The Latest on the Budget
Despite worsening poverty rates and still high unemployment, State and federal budget cuts in a wide array of health, education, nutrition, and social programs are either underway or threatened. Billions are at stake and millions of children and families are directly affected. Children need the help of adults to stop senseless cuts in proven programs. Our view is that children should be held harmless as the nation struggles to fix its finances and that there are numerous revenue and cut options, done moderately, which would preserve our commitment to the country’s children and youth.
On the federal side, few cuts have actually occurred—yet. That’s because the Administration’s first budget and the American Recovery and Reinvestment Act (ARRA/stimulus bill) actually increased spending in many children’s programs. However, ARRA has now expired, and the federal budget is now being debated in a political atmosphere very different from that of 2 years ago. Nevertheless, while the new majority in the House passed a bill, H.R. 1, which proposed to cut billions in kids’ programs, it was significantly watered down once the public understood the implications for children and others. Now the House has passed its 2012 budget bill, the “Ryan bill,” which contains deep cuts in numerous children’s programs. The adoption of a final budget is months away and will depend on what the Senate does—and on what influence the President can exert. In a worst case scenario—and all of this is complicated by the need to raise the country’s debt ceiling—major cuts in children’s programs could happen and the hard-won gains in their behalf could be severely set back.
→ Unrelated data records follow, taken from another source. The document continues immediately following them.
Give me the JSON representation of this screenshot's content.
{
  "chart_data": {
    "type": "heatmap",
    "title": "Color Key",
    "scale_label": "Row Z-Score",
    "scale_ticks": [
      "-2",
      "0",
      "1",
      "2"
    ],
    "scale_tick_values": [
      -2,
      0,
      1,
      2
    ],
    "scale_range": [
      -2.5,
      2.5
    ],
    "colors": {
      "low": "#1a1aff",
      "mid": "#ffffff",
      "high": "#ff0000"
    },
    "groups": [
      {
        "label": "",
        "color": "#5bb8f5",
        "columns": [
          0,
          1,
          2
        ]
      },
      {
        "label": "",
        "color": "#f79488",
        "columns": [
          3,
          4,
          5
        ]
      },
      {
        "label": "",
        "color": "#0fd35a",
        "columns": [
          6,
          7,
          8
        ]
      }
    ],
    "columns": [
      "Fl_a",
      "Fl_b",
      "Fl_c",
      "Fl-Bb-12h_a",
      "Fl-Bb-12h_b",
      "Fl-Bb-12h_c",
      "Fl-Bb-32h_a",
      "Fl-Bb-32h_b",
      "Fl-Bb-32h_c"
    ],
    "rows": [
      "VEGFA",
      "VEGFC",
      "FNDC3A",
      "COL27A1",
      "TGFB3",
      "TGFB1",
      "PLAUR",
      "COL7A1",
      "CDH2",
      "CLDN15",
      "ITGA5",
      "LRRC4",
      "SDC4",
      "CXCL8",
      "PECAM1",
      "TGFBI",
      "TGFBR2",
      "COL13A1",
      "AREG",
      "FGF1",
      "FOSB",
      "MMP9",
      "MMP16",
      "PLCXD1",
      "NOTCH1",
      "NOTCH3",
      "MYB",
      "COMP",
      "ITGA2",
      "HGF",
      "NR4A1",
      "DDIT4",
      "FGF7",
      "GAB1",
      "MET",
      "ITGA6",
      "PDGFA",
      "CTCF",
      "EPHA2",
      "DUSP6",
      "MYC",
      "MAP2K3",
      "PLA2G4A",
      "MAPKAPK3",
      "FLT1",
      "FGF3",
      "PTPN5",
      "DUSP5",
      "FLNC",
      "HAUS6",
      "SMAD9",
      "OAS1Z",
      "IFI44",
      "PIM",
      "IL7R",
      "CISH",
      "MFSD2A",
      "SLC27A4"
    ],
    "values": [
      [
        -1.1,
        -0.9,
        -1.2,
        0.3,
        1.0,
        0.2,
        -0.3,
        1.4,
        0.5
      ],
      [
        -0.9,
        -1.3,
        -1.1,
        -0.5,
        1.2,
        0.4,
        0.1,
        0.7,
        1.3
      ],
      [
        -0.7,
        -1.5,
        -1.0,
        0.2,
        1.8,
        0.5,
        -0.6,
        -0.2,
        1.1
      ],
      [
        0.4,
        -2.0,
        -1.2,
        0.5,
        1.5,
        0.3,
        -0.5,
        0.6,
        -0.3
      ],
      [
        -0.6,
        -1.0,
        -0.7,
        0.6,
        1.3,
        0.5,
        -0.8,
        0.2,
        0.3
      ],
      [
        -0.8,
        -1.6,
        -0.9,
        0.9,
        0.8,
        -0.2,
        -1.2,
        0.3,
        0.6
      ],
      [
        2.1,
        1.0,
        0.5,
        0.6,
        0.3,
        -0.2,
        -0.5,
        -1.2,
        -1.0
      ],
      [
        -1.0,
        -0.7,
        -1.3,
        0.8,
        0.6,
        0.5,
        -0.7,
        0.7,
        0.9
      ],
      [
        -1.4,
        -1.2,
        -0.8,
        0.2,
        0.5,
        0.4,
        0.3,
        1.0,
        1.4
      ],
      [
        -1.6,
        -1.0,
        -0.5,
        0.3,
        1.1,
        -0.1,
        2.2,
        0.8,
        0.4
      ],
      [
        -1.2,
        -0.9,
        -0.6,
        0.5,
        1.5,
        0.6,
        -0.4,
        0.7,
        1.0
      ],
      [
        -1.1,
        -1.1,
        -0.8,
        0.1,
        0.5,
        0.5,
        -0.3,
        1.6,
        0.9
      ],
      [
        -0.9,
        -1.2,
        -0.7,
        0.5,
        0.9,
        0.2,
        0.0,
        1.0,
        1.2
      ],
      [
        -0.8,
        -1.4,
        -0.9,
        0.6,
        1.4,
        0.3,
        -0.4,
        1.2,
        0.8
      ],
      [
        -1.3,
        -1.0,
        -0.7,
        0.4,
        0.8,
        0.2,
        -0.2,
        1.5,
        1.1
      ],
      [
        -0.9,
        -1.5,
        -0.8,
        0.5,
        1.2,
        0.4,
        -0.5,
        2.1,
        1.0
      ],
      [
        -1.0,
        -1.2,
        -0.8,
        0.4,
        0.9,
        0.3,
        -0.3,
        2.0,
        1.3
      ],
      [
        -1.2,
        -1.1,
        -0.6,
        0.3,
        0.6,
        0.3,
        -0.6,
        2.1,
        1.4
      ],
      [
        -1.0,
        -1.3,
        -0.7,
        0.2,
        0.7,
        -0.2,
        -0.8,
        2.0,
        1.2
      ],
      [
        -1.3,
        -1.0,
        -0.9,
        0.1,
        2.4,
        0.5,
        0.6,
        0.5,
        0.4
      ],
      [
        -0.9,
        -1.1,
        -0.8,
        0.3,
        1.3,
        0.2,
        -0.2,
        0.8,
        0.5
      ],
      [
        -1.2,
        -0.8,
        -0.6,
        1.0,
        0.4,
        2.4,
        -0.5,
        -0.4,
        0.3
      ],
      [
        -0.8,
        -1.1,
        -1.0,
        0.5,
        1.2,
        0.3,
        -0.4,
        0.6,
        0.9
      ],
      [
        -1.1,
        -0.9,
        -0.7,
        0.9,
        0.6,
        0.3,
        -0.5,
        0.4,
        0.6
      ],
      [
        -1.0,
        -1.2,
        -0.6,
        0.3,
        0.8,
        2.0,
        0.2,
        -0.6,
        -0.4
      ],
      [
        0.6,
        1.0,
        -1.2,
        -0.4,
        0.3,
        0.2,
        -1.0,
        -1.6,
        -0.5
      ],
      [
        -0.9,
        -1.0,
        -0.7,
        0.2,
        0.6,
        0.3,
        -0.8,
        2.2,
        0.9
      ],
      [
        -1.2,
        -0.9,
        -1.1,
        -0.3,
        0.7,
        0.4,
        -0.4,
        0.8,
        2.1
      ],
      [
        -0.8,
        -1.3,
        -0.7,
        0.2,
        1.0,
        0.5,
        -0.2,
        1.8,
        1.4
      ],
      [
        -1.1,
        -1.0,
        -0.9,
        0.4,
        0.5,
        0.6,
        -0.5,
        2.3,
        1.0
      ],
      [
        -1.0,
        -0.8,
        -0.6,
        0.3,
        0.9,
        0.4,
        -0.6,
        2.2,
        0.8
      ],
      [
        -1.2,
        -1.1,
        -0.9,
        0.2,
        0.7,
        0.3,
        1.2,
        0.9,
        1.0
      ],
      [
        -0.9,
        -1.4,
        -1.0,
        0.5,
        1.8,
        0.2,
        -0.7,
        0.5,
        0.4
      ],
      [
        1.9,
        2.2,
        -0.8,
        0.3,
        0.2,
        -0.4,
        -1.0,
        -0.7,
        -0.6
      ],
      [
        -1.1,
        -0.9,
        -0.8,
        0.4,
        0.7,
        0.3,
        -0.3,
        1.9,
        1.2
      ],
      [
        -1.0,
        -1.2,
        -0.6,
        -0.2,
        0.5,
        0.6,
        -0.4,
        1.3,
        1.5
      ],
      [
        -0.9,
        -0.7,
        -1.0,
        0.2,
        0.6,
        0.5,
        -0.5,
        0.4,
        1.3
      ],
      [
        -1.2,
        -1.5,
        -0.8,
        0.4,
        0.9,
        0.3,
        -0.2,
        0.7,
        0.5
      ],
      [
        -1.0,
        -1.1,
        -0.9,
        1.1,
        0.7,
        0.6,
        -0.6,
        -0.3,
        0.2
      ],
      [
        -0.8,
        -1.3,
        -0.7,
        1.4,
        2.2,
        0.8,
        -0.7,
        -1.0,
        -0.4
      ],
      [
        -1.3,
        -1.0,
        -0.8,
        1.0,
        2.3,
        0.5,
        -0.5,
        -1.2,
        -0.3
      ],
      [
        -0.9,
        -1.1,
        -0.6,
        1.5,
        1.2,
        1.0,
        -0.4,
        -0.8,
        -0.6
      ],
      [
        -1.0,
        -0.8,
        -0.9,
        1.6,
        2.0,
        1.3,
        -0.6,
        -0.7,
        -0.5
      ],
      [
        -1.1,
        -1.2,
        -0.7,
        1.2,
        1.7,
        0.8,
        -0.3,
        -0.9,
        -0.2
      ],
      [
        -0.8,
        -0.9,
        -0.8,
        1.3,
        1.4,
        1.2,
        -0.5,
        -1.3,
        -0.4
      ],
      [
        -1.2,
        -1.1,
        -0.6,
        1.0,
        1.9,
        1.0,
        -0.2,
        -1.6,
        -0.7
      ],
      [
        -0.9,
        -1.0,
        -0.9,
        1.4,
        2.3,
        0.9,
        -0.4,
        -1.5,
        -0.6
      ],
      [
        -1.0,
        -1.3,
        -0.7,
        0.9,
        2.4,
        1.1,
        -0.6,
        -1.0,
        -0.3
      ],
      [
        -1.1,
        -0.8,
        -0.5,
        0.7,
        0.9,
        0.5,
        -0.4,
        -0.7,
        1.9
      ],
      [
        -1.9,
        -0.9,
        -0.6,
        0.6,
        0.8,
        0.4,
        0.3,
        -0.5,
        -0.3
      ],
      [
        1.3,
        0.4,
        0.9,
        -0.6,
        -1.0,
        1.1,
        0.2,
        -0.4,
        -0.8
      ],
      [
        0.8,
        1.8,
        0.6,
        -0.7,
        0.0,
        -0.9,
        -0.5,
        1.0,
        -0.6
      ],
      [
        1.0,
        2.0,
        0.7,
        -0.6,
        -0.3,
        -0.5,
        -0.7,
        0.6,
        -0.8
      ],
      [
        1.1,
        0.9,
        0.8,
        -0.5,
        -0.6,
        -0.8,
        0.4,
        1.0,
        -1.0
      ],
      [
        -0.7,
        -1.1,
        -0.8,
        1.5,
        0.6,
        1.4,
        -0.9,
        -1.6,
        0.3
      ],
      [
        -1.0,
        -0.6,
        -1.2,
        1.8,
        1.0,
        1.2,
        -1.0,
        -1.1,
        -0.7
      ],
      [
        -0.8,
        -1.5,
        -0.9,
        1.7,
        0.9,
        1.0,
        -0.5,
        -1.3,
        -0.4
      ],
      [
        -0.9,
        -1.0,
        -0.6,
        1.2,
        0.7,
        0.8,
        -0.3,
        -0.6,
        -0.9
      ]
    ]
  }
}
On the state side, many cuts have actually occurred, in many states, and many more cuts are in the pipeline, many of which will go into effect between July 1 and October 1. Unlike the previous two years of the recession, ARRA funds are not available to hold off the cuts. No one knows yet what the final numbers will look like, but there’s every reason to believe these will be the sharpest reductions, cumulatively, in children’s programs than any time in recent memory.